Little wonder, then, that during his life and after his death there was a quiet scuffle among lesser-known astrologers as to who would be named his successor. Unfortunately, as von Strunckel herself admits, "Patric told quite a few people that they were going to be his heir." He had, over the years, bestowed his avuncular patronage on a favoured few: among others, Peter Watson, a former commissioning editor at the Mail on Sunday, who left his job to become assistant to the great man; the Telegraph's astrologer, Robert Hyde; Jonathan Cainer, astrologer to the Daily Mail; Miles Chapman, deputy editor of the Evening Standard magazine; Nick Campion, former Daily Mail astrologer and president of the Astrological Association; and Shelley von Strunckel herself, the Sunday Times' astrologer. Walker provided them all with advice, encouragement, and from time to time, promises of a glittering future as his chosen heir.
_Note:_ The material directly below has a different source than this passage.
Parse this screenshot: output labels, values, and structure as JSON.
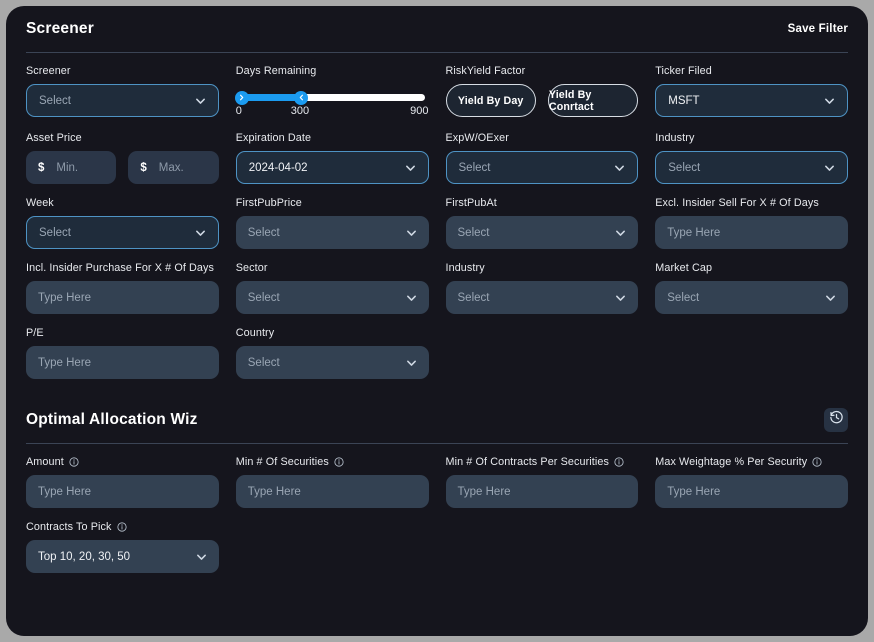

Alas, at the time of his death, there was still no clear indication as to which of them was his true favourite. "Patric thought a sorcerer ought to have an apprentice," says Miles Chapman, dryly. "But he just kept changing his mind about who it should be. Perhaps he didn't really want a replacement, after all - apres moi, le deluge." Von Strunckel, however, had the advantage of having already written the Evening Standard column for several months, when Walker was taken ill four years ago. Thus it came to pass that on 6 November 1995, after lengthy deliberations at Assoc-iated Newspapers, she ascended to his throne. The King is dead, long live the Queen.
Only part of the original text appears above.